A gennaio, l'Anses ha anche pubblicato un'ampia valutazione scientifica dei rischi per la salute degli adolescenti (di età compresa tra gli 11 e i 17 anni) associati all'uso dei social network.

Secondo un documento video consultato da BFMTV, il Capo dello Stato ha ringraziato la deputata di Ensemble pour la République Laure Miller, relatrice della Commissione d'inchiesta sugli effetti di TikTok, per la sua proposta di legge, che il governo ha infine approvato. "Volevo ringraziarla per tutto il lavoro svolto con Anne Le Hénaff e il suo team", ha detto.

"Vieteremo i social network ai minori di 15 anni e vieteremo i telefoni cellulari nelle nostre scuole superiori", ha dichiarato Emmanuel Macron. "Penso che questa sia una regola chiara. Chiara per i nostri adolescenti, chiara per le famiglie, chiara per gli insegnanti, e stiamo andando avanti".

Nel suo videomessaggio, Macron ha accolto con favore un "testo molto più semplice che corrisponde alla promessa fatta, cioè vietare i social network ai minori di 15 anni", nonché "il divieto di utilizzare i telefoni cellulari nei nostri licei".
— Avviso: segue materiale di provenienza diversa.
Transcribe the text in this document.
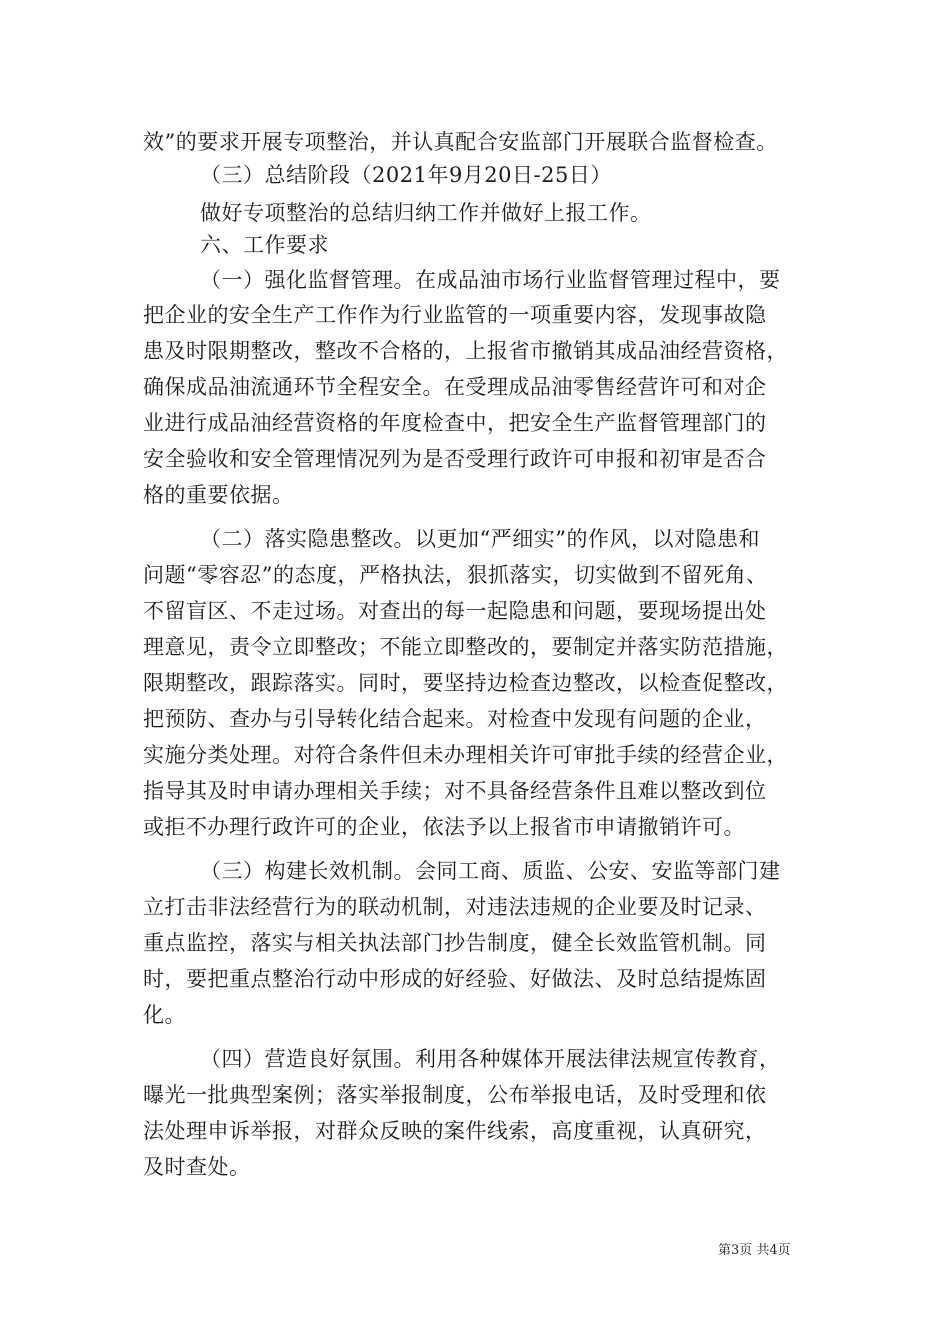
效”的要求开展专项整治，并认真配合安监部门开展联合监督检查。
（三）总结阶段（2021年9月20日-25日）
做好专项整治的总结归纳工作并做好上报工作。
六、工作要求
（一）强化监督管理。在成品油市场行业监督管理过程中，要
把企业的安全生产工作作为行业监管的一项重要内容，发现事故隐
患及时限期整改，整改不合格的，上报省市撤销其成品油经营资格，
确保成品油流通环节全程安全。在受理成品油零售经营许可和对企
业进行成品油经营资格的年度检查中，把安全生产监督管理部门的
安全验收和安全管理情况列为是否受理行政许可申报和初审是否合
格的重要依据。
（二）落实隐患整改。以更加“严细实”的作风，以对隐患和
问题“零容忍”的态度，严格执法，狠抓落实，切实做到不留死角、
不留盲区、不走过场。对查出的每一起隐患和问题，要现场提出处
理意见，责令立即整改；不能立即整改的，要制定并落实防范措施，
限期整改，跟踪落实。同时，要坚持边检查边整改，以检查促整改，
把预防、查办与引导转化结合起来。对检查中发现有问题的企业，
实施分类处理。对符合条件但未办理相关许可审批手续的经营企业，
指导其及时申请办理相关手续；对不具备经营条件且难以整改到位
或拒不办理行政许可的企业，依法予以上报省市申请撤销许可。
（三）构建长效机制。会同工商、质监、公安、安监等部门建
立打击非法经营行为的联动机制，对违法违规的企业要及时记录、
重点监控，落实与相关执法部门抄告制度，健全长效监管机制。同
时，要把重点整治行动中形成的好经验、好做法、及时总结提炼固
化。
（四）营造良好氛围。利用各种媒体开展法律法规宣传教育，
曝光一批典型案例；落实举报制度，公布举报电话，及时受理和依
法处理申诉举报，对群众反映的案件线索，高度重视，认真研究，
及时查处。
第3页 共4页
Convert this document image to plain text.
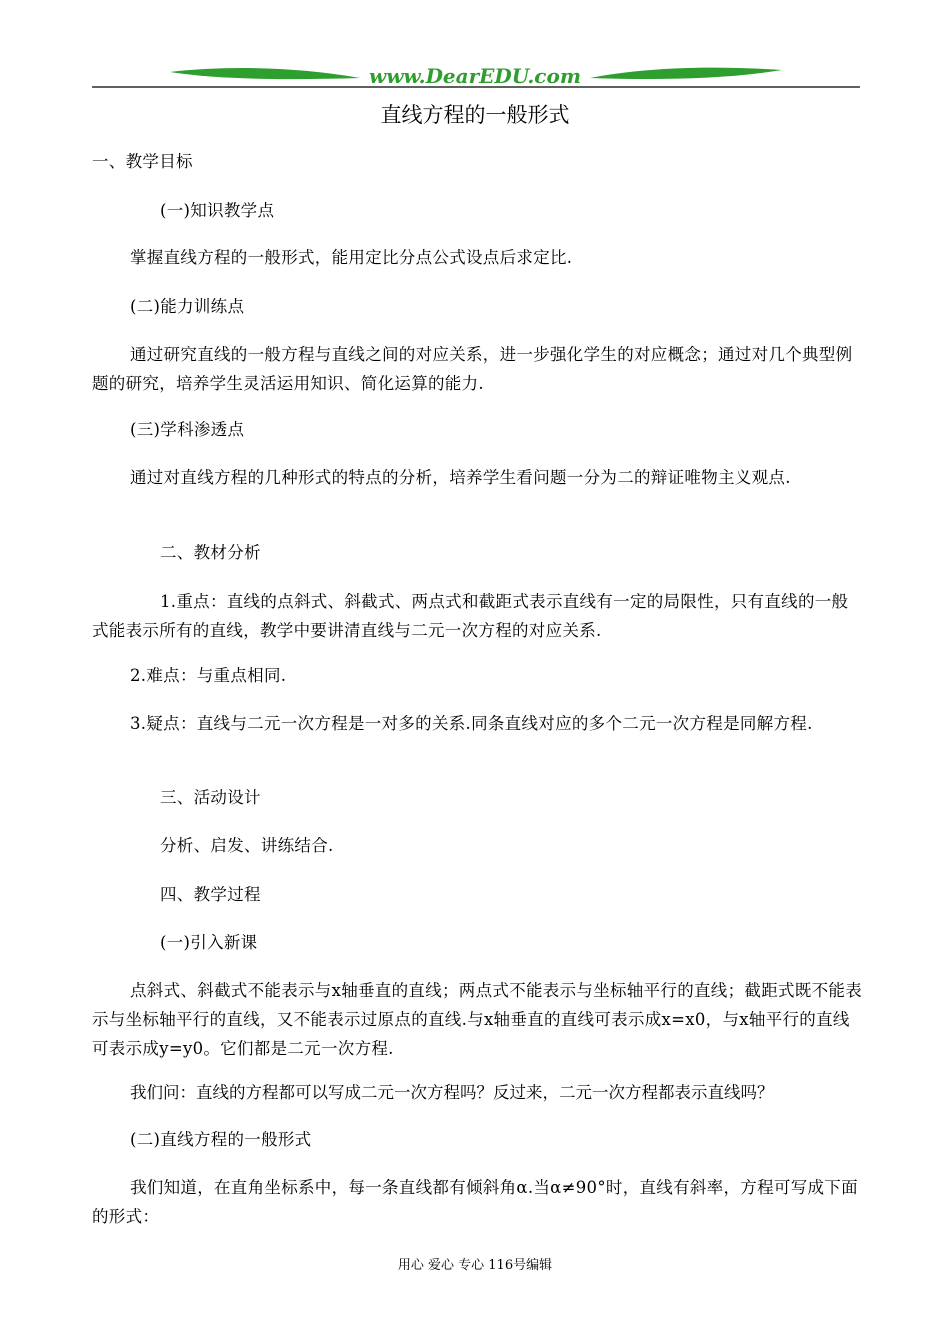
www.DearEDU.com
直线方程的一般形式
一、教学目标
(一)知识教学点
掌握直线方程的一般形式，能用定比分点公式设点后求定比.
(二)能力训练点
通过研究直线的一般方程与直线之间的对应关系，进一步强化学生的对应概念；通过对几个典型例题的研究，培养学生灵活运用知识、简化运算的能力.
(三)学科渗透点
通过对直线方程的几种形式的特点的分析，培养学生看问题一分为二的辩证唯物主义观点.
二、教材分析
1.重点：直线的点斜式、斜截式、两点式和截距式表示直线有一定的局限性，只有直线的一般式能表示所有的直线，教学中要讲清直线与二元一次方程的对应关系.
2.难点：与重点相同.
3.疑点：直线与二元一次方程是一对多的关系.同条直线对应的多个二元一次方程是同解方程.
三、活动设计
分析、启发、讲练结合.
四、教学过程
(一)引入新课
点斜式、斜截式不能表示与x轴垂直的直线；两点式不能表示与坐标轴平行的直线；截距式既不能表示与坐标轴平行的直线，又不能表示过原点的直线.与x轴垂直的直线可表示成x=x0，与x轴平行的直线可表示成y=y0。它们都是二元一次方程.
我们问：直线的方程都可以写成二元一次方程吗？反过来，二元一次方程都表示直线吗？
(二)直线方程的一般形式
我们知道，在直角坐标系中，每一条直线都有倾斜角α.当α≠90°时，直线有斜率，方程可写成下面的形式：
用心 爱心 专心 116号编辑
Il testo sarà esaminato in prima lettura dall'Assemblea nazionale lunedì 26 gennaio .

In Australia, secondo le autorità, le società di social media hanno sospeso l'accesso a circa 4,7 milioni di account appartenenti a minori da quando, il 10 dicembre, è stato imposto il divieto di utilizzo ai minori di 16 anni .

La legge ha scatenato un acceso dibattito in Australia sull'uso della tecnologia, la privacy, la sicurezza e la salute mentale dei bambini e ha spinto altri Paesi a prendere in considerazione misure simili.